Optimum reinforcement ratio of axially loaded reinforced concrete-filled square steel tube column

Abstract

For the purpose of clarifying the influencing mechanisms of the longitudinal reinforcement on loading performances of Reinforced Concrete-Filled Square Steel Tube (R-CFSST) short columns under axial load, experimental and numerical studies were performed. Setting the longitudinal reinforcement ratio as parameter, ten R-CFSSTs with five different ratios and three Concrete-Filled Square Steel Tube (CFSST) specimens for comparison were fabricated and tested. Based on the test, the influencing law of longitudinal reinforcement on failure, loading behavior, stiffness, peak load, composite efficiency, ductility and stress state of steel tube of R-CFSSTs were theoretically investigated. A novel material model and simulation method for concrete core was proposed and verified against the test, and thereafter 32 model specimens with four wall-thicknesses of steel tube coupling with eight reinforcement ratios were simulated. The strength prediction equations from ANSI/AISC A360–16, Eurocode 4 and AS/NZS 5100.6 and GB 50936–2014 were studied, modified and compared each other, and based on the test and simulation results, novel equations were proposed and validated against the experiment.
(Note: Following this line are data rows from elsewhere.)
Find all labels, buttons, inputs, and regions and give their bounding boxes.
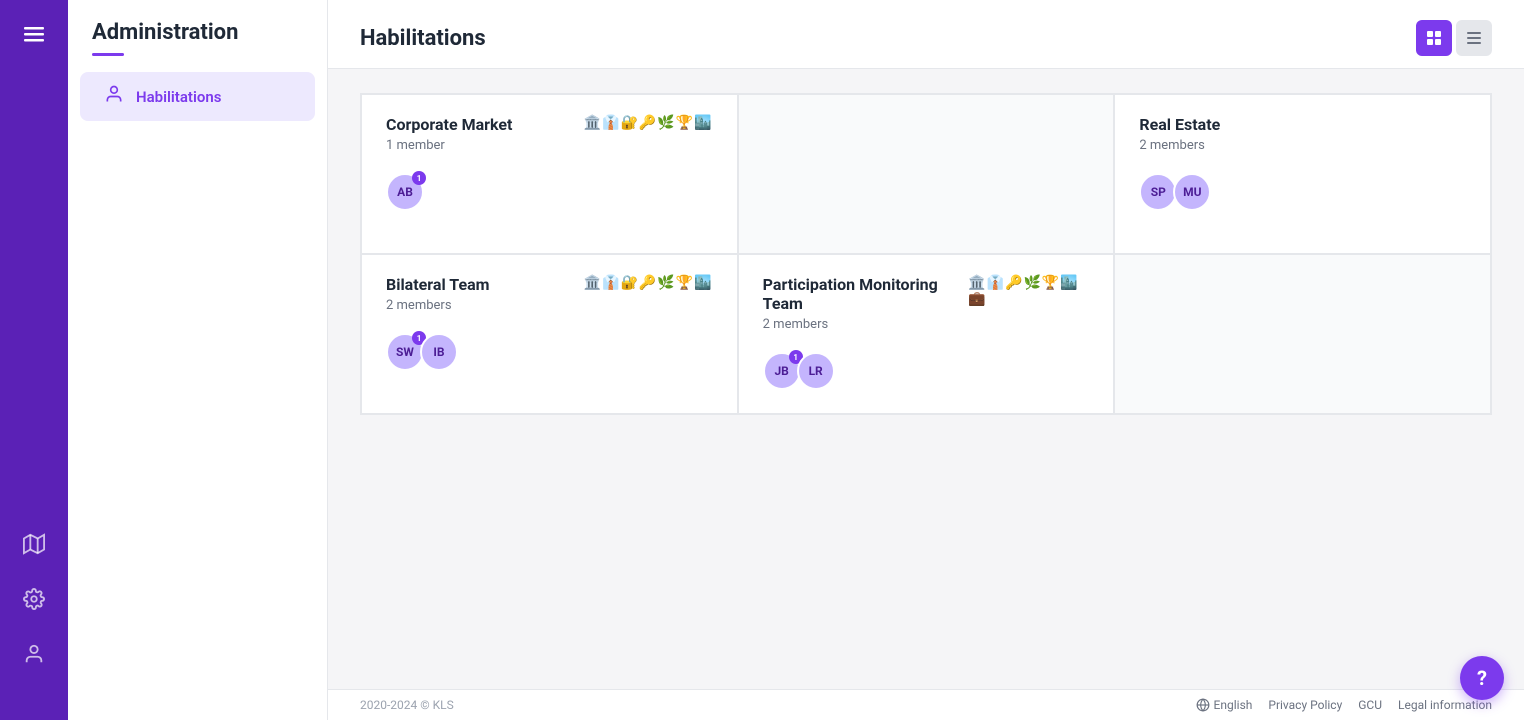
card-avatars: SW1IB <box>386 333 713 371</box>
nav-bottom-icons <box>13 523 55 680</box>
card-members-count: 1 member <box>386 138 713 153</box>
team-card[interactable] <box>738 94 1115 254</box>
sidebar-item-label: Habilitations <box>136 88 221 106</box>
habilitations-icon <box>104 84 124 109</box>
sidebar-title: Administration <box>68 0 327 53</box>
avatar-badge: 1 <box>412 171 426 185</box>
team-card[interactable]: Corporate Market 🏛️👔🔐🔑🌿🏆🏙️ 1 member AB1 <box>361 94 738 254</box>
card-permission-icons: 🏛️👔🔐🔑🌿🏆🏙️ <box>584 115 713 131</box>
help-button[interactable]: ? <box>1460 656 1504 700</box>
map-icon[interactable] <box>13 523 55 570</box>
card-avatars: AB1 <box>386 173 713 211</box>
avatar: IB <box>420 333 458 371</box>
sidebar-item-habilitations[interactable]: Habilitations <box>80 72 315 121</box>
footer-copyright: 2020-2024 © KLS <box>360 698 454 712</box>
view-toggle <box>1416 20 1492 56</box>
grid-view-button[interactable] <box>1416 20 1452 56</box>
footer-lang: English <box>1196 698 1253 712</box>
card-header: Corporate Market 🏛️👔🔐🔑🌿🏆🏙️ <box>386 115 713 134</box>
team-card[interactable]: Bilateral Team 🏛️👔🔐🔑🌿🏆🏙️ 2 members SW1IB <box>361 254 738 414</box>
card-header: Participation Monitoring Team🏛️👔🔑🌿🏆🏙️💼 <box>763 275 1090 313</box>
avatar: SP <box>1139 173 1177 211</box>
card-members-count: 2 members <box>386 298 713 313</box>
sidebar-divider <box>92 53 124 56</box>
team-card[interactable] <box>1114 254 1491 414</box>
card-avatars: JB1LR <box>763 352 1090 390</box>
cards-grid: Corporate Market 🏛️👔🔐🔑🌿🏆🏙️ 1 member AB1 Real… <box>360 93 1492 415</box>
team-card[interactable]: Real Estate 2 members SPMU <box>1114 94 1491 254</box>
avatar: JB1 <box>763 352 801 390</box>
card-title: Real Estate <box>1139 115 1220 134</box>
card-header: Real Estate <box>1139 115 1466 134</box>
card-permission-icons: 🏛️👔🔐🔑🌿🏆🏙️ <box>584 275 713 291</box>
privacy-policy-link[interactable]: Privacy Policy <box>1268 698 1342 712</box>
avatar: AB1 <box>386 173 424 211</box>
footer-lang-label: English <box>1214 698 1253 712</box>
legal-info-link[interactable]: Legal information <box>1398 698 1492 712</box>
avatar: SW1 <box>386 333 424 371</box>
footer: 2020-2024 © KLS English Privacy Policy G… <box>328 689 1524 720</box>
list-view-button[interactable] <box>1456 20 1492 56</box>
footer-links: English Privacy Policy GCU Legal informa… <box>1196 698 1492 712</box>
card-title: Bilateral Team <box>386 275 490 294</box>
gcu-link[interactable]: GCU <box>1358 698 1382 712</box>
sidebar: Administration Habilitations <box>68 0 328 720</box>
card-permission-icons: 🏛️👔🔑🌿🏆🏙️💼 <box>968 275 1089 307</box>
card-members-count: 2 members <box>763 317 1090 332</box>
cards-area: Corporate Market 🏛️👔🔐🔑🌿🏆🏙️ 1 member AB1 Real… <box>328 69 1524 689</box>
card-members-count: 2 members <box>1139 138 1466 153</box>
main-content: Habilitations Corporate Market <box>328 0 1524 720</box>
hamburger-menu[interactable] <box>16 16 52 57</box>
settings-icon[interactable] <box>13 578 55 625</box>
avatar: LR <box>797 352 835 390</box>
card-title: Participation Monitoring Team <box>763 275 969 313</box>
card-title: Corporate Market <box>386 115 512 134</box>
card-avatars: SPMU <box>1139 173 1466 211</box>
left-nav <box>0 0 68 720</box>
page-title: Habilitations <box>360 26 486 51</box>
help-icon: ? <box>1477 666 1487 690</box>
user-icon[interactable] <box>13 633 55 680</box>
avatar: MU <box>1173 173 1211 211</box>
card-header: Bilateral Team 🏛️👔🔐🔑🌿🏆🏙️ <box>386 275 713 294</box>
page-header: Habilitations <box>328 0 1524 69</box>
team-card[interactable]: Participation Monitoring Team🏛️👔🔑🌿🏆🏙️💼 2 … <box>738 254 1115 414</box>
The results demonstrate followings: longitudinal reinforcement significantly impacts the behavior of R-CFSSTs as the steel tube does, and thus it is recommended to configure reinforcements in CFSST for the improved performances; proper ratios of longitudinal reinforcement enable the R-CFSSTs to acquire better balance between performance and construction cost, and a range for the optimum ratios is recommended between 1.0% and 3.2%, regardless of wall-thickness of steel tube; the proposed equations are recommended for more accurate and stable prediction of load bearing capacity of R-CFSSTs.